Business Standard

China moves to fend off financial risks

Unveils detailed rules to fend-off an unruly peer-to-peer lending sector, central bank signals concern over short-term borrowing

- REUTERS Beijing/ Shanghai 24 August

China took aggressive steps on Wednesday to head off signs of growing risks in its financial and banking system, unveiling detailed rules to curb an unruly peer-to-peer (P2P) lending sector and intervenin­g in its money markets.

In the past year, Chinese policymake­rs have been moving levers to try to keep credit growing at a reasonable pace to underpin the economy, while addressing vulnerable aspects of the financial and banking system.

But sharply increasing debt levels have raised alarm bells, most lately from the Internatio­nal Monetary Fund, about the health of the financial system. The country’s stock market crash last year is still fresh in investors’ minds. This year, officials have expressed concern about the unravellin­g of Chinese peer-to-peer (P2P) online lending platforms that they had once hoped would provide a new channel of funding to spur the economy’s growth.

On Wednesday, the banking regulator and other government entities issued measures to curb a sector that has produced a raft of scandals. Almost half of the 4,000-odd lending platforms are “problemati­c”, the China Banking Regulatory Commission warned.

The measures will probably leave about 200-300 P2P platforms by this time next year, said James Zheng, chief financial officer of Lufax, the top lending platform in China. “That’s okay because they’re cracking down on all the bad guys,” he said at a conference in Hong Kong. “What doesn’t kill will make you stronger. That’s the case for us.”

The $93-billion P2P lending sector has been a source of funds for individual­s and small businesses overlooked by the country’s traditiona­l financial services that prefer big borrowers with better credit history and collateral and links to the government. But Beijing’s hands-off approach to promote the sector as a form of financial innovation led to a rash of high-profile P2P scandals and frauds. Ezubao, once China’s biggest P2P lending platform, folded earlier this year after it turned out to be a Ponzi scheme that solicited 50 billion yuan in less than two years from more than 900,000 retail investors through savvy marketing. Retail investors have been unable to get their money back.

Under the new rules, P2P firms cannot sell wealth management products or issue asset-backed securities. They must use thirdparty banks as custodians of investor funds and will not be permitted to take deposits. The banking regulator also set a ceiling for borrowers on P2P platforms.

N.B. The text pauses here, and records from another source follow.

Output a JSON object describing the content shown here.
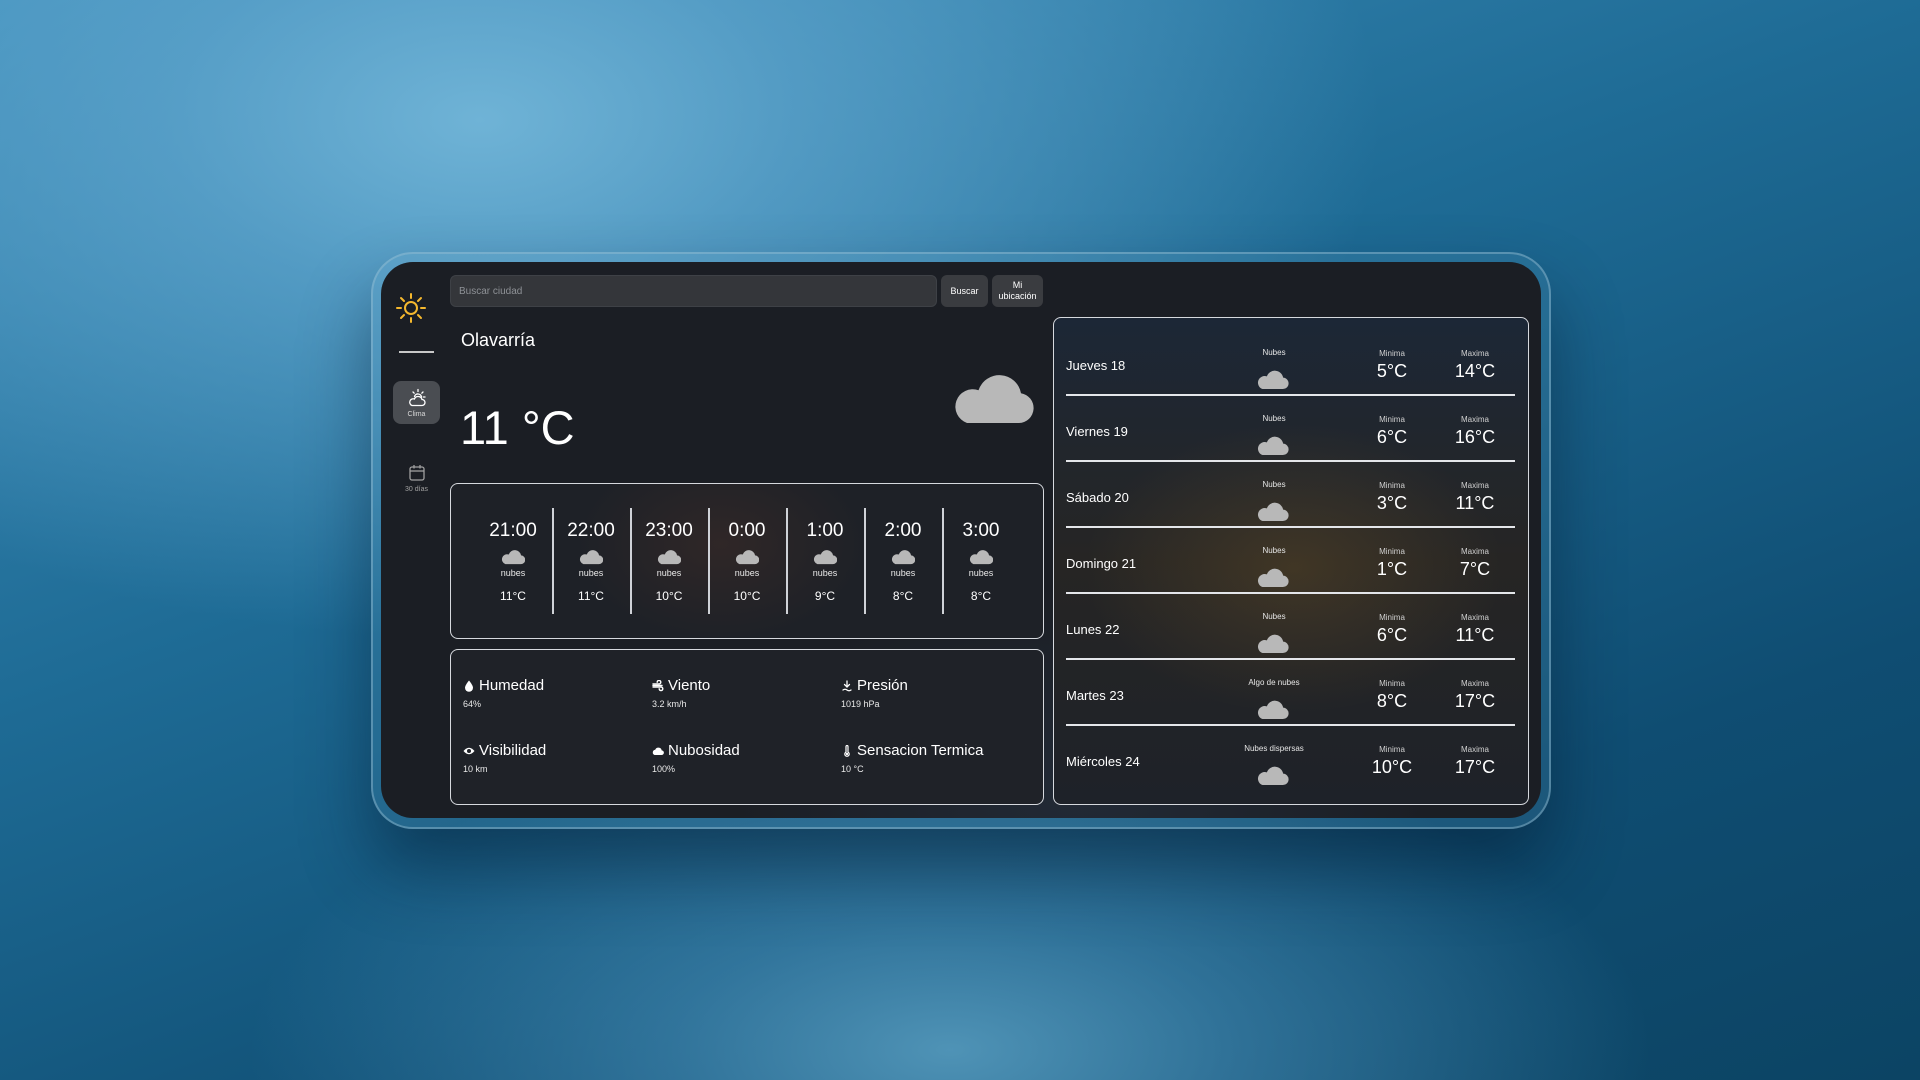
{
  "colors": {
    "accent_sun": "#f5b82e",
    "icon_cloud": "#b8b8b8",
    "panel_border": "#d6d9de"
  },
  "sidebar": {
    "logo_icon": "sun-icon",
    "items": [
      {
        "label": "Clima",
        "icon": "cloud-sun-icon",
        "active": true
      },
      {
        "label": "30 días",
        "icon": "calendar-icon",
        "active": false
      }
    ]
  },
  "search": {
    "placeholder": "Buscar ciudad",
    "value": ""
  },
  "buttons": {
    "search": "Buscar",
    "location_line1": "Mi",
    "location_line2": "ubicación"
  },
  "current": {
    "city": "Olavarría",
    "temperature": "11 °C",
    "icon": "cloud-icon"
  },
  "hourly": [
    {
      "time": "21:00",
      "desc": "nubes",
      "temp": "11°C"
    },
    {
      "time": "22:00",
      "desc": "nubes",
      "temp": "11°C"
    },
    {
      "time": "23:00",
      "desc": "nubes",
      "temp": "10°C"
    },
    {
      "time": "0:00",
      "desc": "nubes",
      "temp": "10°C"
    },
    {
      "time": "1:00",
      "desc": "nubes",
      "temp": "9°C"
    },
    {
      "time": "2:00",
      "desc": "nubes",
      "temp": "8°C"
    },
    {
      "time": "3:00",
      "desc": "nubes",
      "temp": "8°C"
    }
  ],
  "details": [
    {
      "label": "Humedad",
      "value": "64%",
      "icon": "droplet-icon"
    },
    {
      "label": "Viento",
      "value": "3.2 km/h",
      "icon": "wind-icon"
    },
    {
      "label": "Presión",
      "value": "1019 hPa",
      "icon": "pressure-icon"
    },
    {
      "label": "Visibilidad",
      "value": "10 km",
      "icon": "eye-icon"
    },
    {
      "label": "Nubosidad",
      "value": "100%",
      "icon": "cloud-icon"
    },
    {
      "label": "Sensacion Termica",
      "value": "10 °C",
      "icon": "thermometer-icon"
    }
  ],
  "forecast": {
    "min_label": "Minima",
    "max_label": "Maxima",
    "days": [
      {
        "day": "Jueves 18",
        "desc": "Nubes",
        "min": "5°C",
        "max": "14°C"
      },
      {
        "day": "Viernes 19",
        "desc": "Nubes",
        "min": "6°C",
        "max": "16°C"
      },
      {
        "day": "Sábado 20",
        "desc": "Nubes",
        "min": "3°C",
        "max": "11°C"
      },
      {
        "day": "Domingo 21",
        "desc": "Nubes",
        "min": "1°C",
        "max": "7°C"
      },
      {
        "day": "Lunes 22",
        "desc": "Nubes",
        "min": "6°C",
        "max": "11°C"
      },
      {
        "day": "Martes 23",
        "desc": "Algo de nubes",
        "min": "8°C",
        "max": "17°C"
      },
      {
        "day": "Miércoles 24",
        "desc": "Nubes dispersas",
        "min": "10°C",
        "max": "17°C"
      }
    ]
  }
}
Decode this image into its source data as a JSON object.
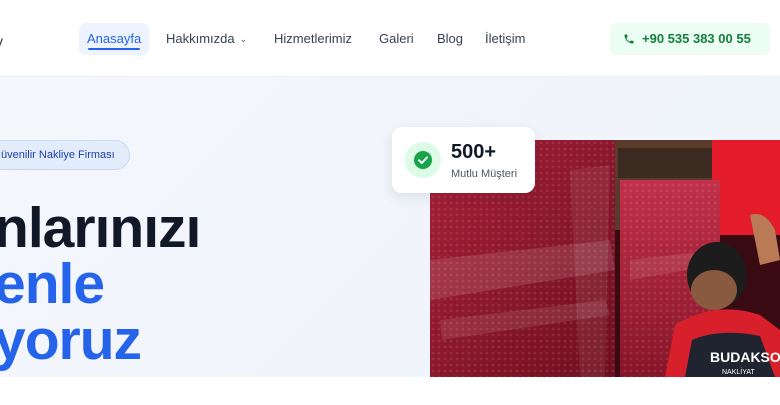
{
  "header": {
    "logo_fragment": "y",
    "nav": [
      {
        "label": "Anasayfa",
        "active": true
      },
      {
        "label": "Hakkımızda",
        "has_dropdown": true
      },
      {
        "label": "Hizmetlerimiz"
      },
      {
        "label": "Galeri"
      },
      {
        "label": "Blog"
      },
      {
        "label": "İletişim"
      }
    ],
    "phone": "+90 535 383 00 55"
  },
  "hero": {
    "badge": "üvenilir Nakliye Firması",
    "headline_line1": "nlarınızı",
    "headline_line2": "enle",
    "headline_line3": "yoruz"
  },
  "stat_card": {
    "number": "500+",
    "label": "Mutlu Müşteri"
  },
  "photo": {
    "vest_text_1": "BUDAKSO",
    "vest_text_2": "NAKLİYAT"
  },
  "colors": {
    "accent": "#2563eb",
    "phone_green": "#15803d",
    "phone_bg": "#ecfdf3",
    "badge_bg": "#e3ecfb",
    "headline_dark": "#111827"
  },
  "icons": {
    "phone": "phone-icon",
    "check": "check-circle-icon",
    "chevron": "chevron-down-icon"
  }
}
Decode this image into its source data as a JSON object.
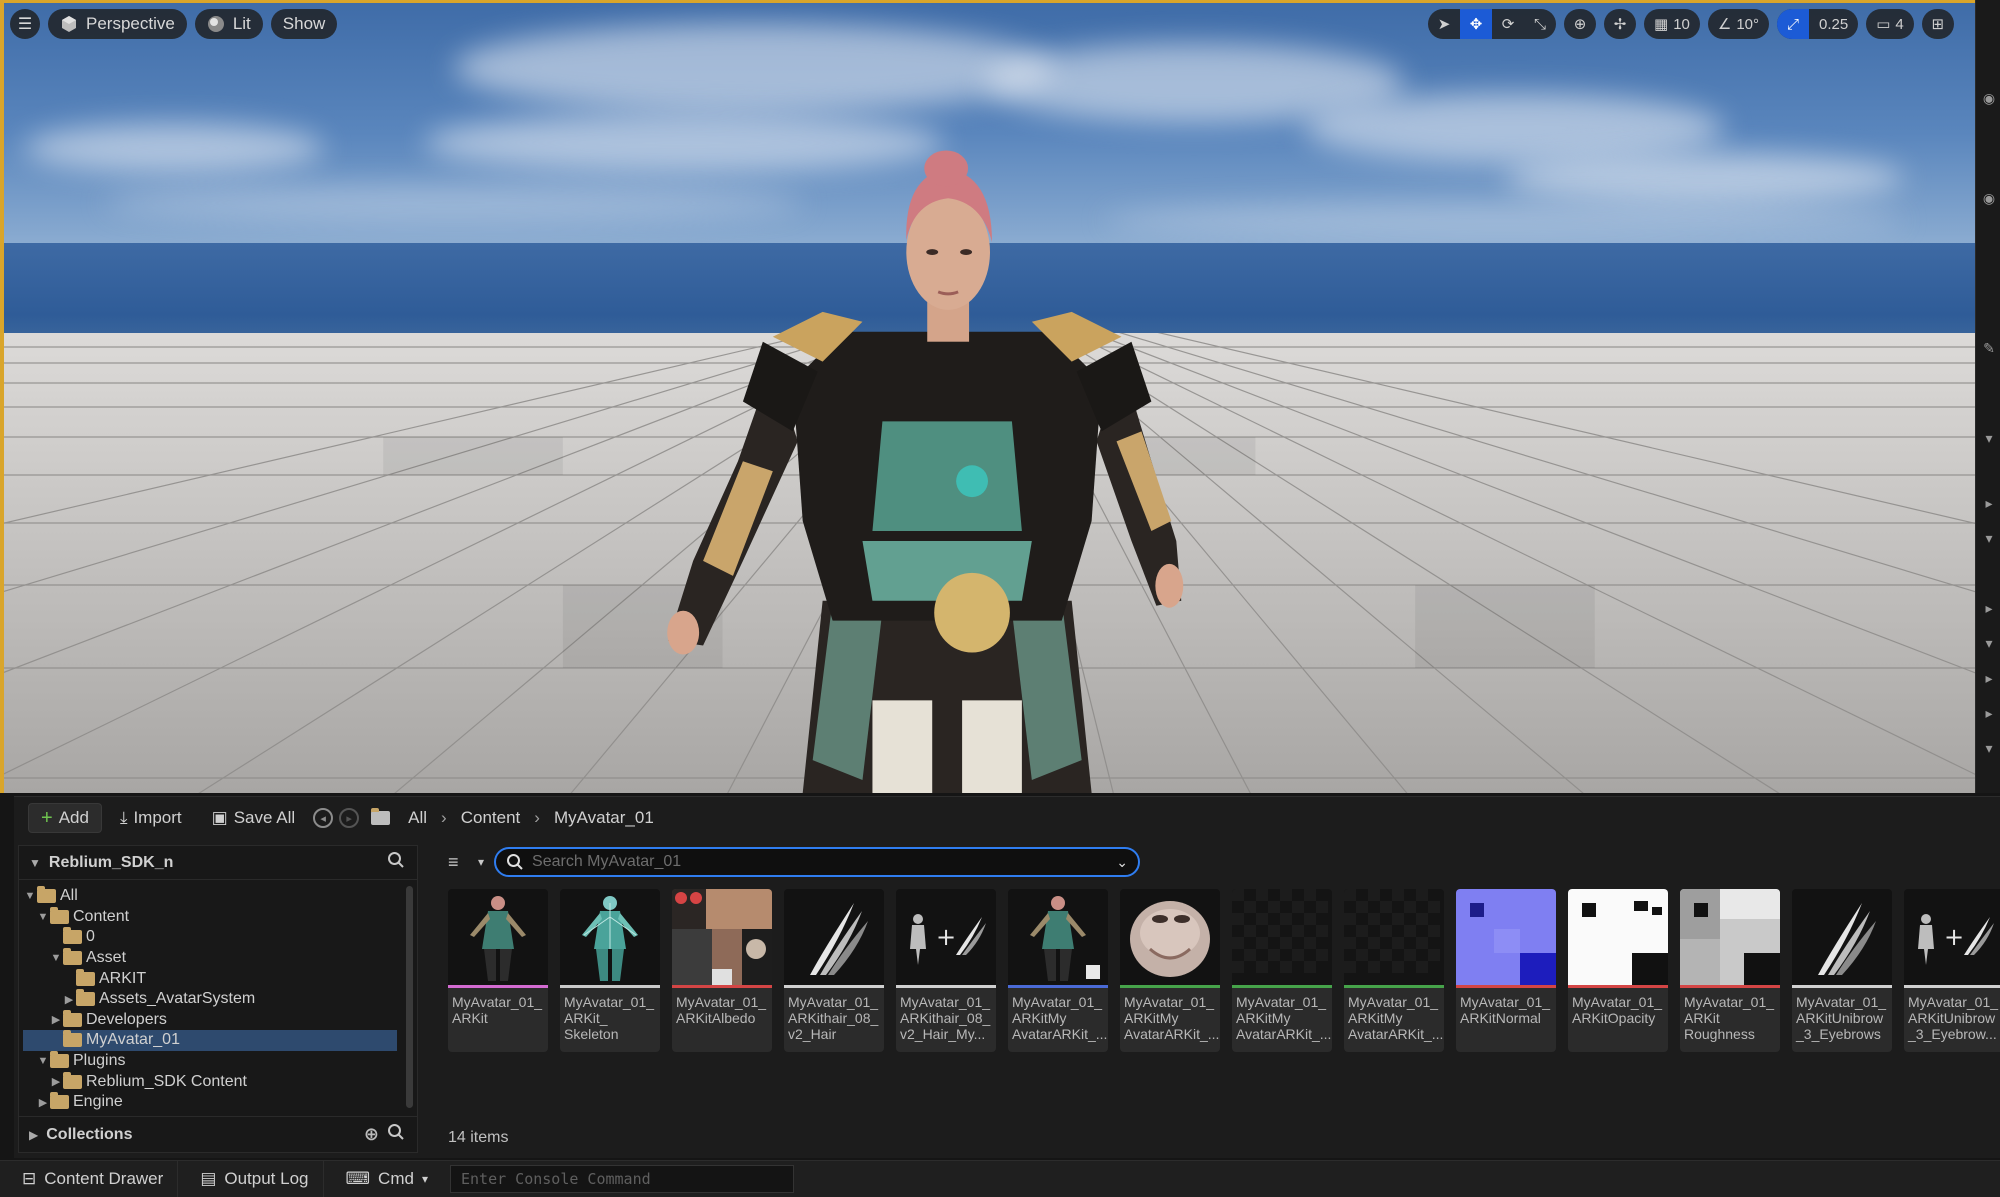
{
  "viewport": {
    "left_toolbar": {
      "menu_icon": "hamburger-icon",
      "perspective_label": "Perspective",
      "lit_label": "Lit",
      "show_label": "Show"
    },
    "right_toolbar": {
      "grid_snap_value": "10",
      "rotation_snap_value": "10°",
      "scale_snap_value": "0.25",
      "camera_speed_value": "4"
    },
    "accent_color": "#d9a52b"
  },
  "content_browser": {
    "toolbar": {
      "add_label": "Add",
      "import_label": "Import",
      "save_all_label": "Save All"
    },
    "breadcrumb": [
      "All",
      "Content",
      "MyAvatar_01"
    ],
    "tree": {
      "root_label": "Reblium_SDK_n",
      "items": [
        {
          "label": "All",
          "level": 0,
          "expanded": true
        },
        {
          "label": "Content",
          "level": 1,
          "expanded": true
        },
        {
          "label": "0",
          "level": 2,
          "expanded": false
        },
        {
          "label": "Asset",
          "level": 2,
          "expanded": true
        },
        {
          "label": "ARKIT",
          "level": 3,
          "expanded": false
        },
        {
          "label": "Assets_AvatarSystem",
          "level": 3,
          "expanded": false
        },
        {
          "label": "Developers",
          "level": 2,
          "expanded": false
        },
        {
          "label": "MyAvatar_01",
          "level": 2,
          "expanded": false,
          "selected": true
        },
        {
          "label": "Plugins",
          "level": 1,
          "expanded": true
        },
        {
          "label": "Reblium_SDK Content",
          "level": 2,
          "expanded": false
        },
        {
          "label": "Engine",
          "level": 1,
          "expanded": false
        }
      ],
      "collections_label": "Collections"
    },
    "search_placeholder": "Search MyAvatar_01",
    "assets": [
      {
        "label": "MyAvatar_01_ ARKit",
        "thumb": "character",
        "color": "#d36bd1"
      },
      {
        "label": "MyAvatar_01_ ARKit_ Skeleton",
        "thumb": "skeleton",
        "color": "#c9c9c9"
      },
      {
        "label": "MyAvatar_01_ ARKitAlbedo",
        "thumb": "albedo",
        "color": "#d44545"
      },
      {
        "label": "MyAvatar_01_ ARKithair_08_ v2_Hair",
        "thumb": "hair",
        "color": "#d0d0d0"
      },
      {
        "label": "MyAvatar_01_ ARKithair_08_ v2_Hair_My...",
        "thumb": "binding",
        "color": "#d0d0d0"
      },
      {
        "label": "MyAvatar_01_ ARKitMy AvatarARKit_...",
        "thumb": "character2",
        "color": "#4a6ad6"
      },
      {
        "label": "MyAvatar_01_ ARKitMy AvatarARKit_...",
        "thumb": "head",
        "color": "#46a34a"
      },
      {
        "label": "MyAvatar_01_ ARKitMy AvatarARKit_...",
        "thumb": "dark",
        "color": "#46a34a"
      },
      {
        "label": "MyAvatar_01_ ARKitMy AvatarARKit_...",
        "thumb": "dark",
        "color": "#46a34a"
      },
      {
        "label": "MyAvatar_01_ ARKitNormal",
        "thumb": "normal",
        "color": "#d44545"
      },
      {
        "label": "MyAvatar_01_ ARKitOpacity",
        "thumb": "opacity",
        "color": "#d44545"
      },
      {
        "label": "MyAvatar_01_ ARKit Roughness",
        "thumb": "rough",
        "color": "#d44545"
      },
      {
        "label": "MyAvatar_01_ ARKitUnibrow _3_Eyebrows",
        "thumb": "hair",
        "color": "#d0d0d0"
      },
      {
        "label": "MyAvatar_01_ ARKitUnibrow _3_Eyebrow...",
        "thumb": "binding",
        "color": "#d0d0d0"
      }
    ],
    "item_count": "14 items"
  },
  "statusbar": {
    "content_drawer_label": "Content Drawer",
    "output_log_label": "Output Log",
    "cmd_label": "Cmd",
    "console_placeholder": "Enter Console Command"
  }
}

Outstandin­g loans issued on P2P platforms had reached 621.3 billion yuan ($93.6 billion), data from the regulator showed. China’s overall debt has risen rapidly since the global financial crisis. Outstandin­g debt was $26.56 trillion, or 255 per cent of gross domestic product at the end of 2015, according to the Bank for Internatio­nal Settlement­s.

While debt has played a key role in stimulatin­g and shoring up economic growth, policymake­rs in China are not unaware of the risks. The central bank is holding off on cutting bank reserve requiremen­ts or interest rates for fear such moves could fuel more cheaper credit, put downward pressure on the yuan and fuel outflows from its mountain of more than $3 trillion in foreign reserves.

That view was solidified in financial markets this week, prompting a sharp selloff in bond futures following a summer rally. In turn, that appears to have worried the central bank that too many small banks had jumped on the bond rally using short-term borrowing to fund purchases, traders said. So on Wednesday, it injected cash into money markets through 14-day reverse repurchase­s agreements for the first time in six months to show its concern about the rising leverage.

For most of 2016, the People’s Bank of China (PBOC), the central bank, had used the lower interest seven-day rate, with cash injections nearly every day.

“The PBOC appears to be signalling to banks to move away from a reliance on short-term liquidity and head towards more longer-term liquidity,” Jonas Short, head of NSBO Policy Research in Beijing, said in a note.

He said if short-term interest rates continue to tighten, it could hurt China’s small banks.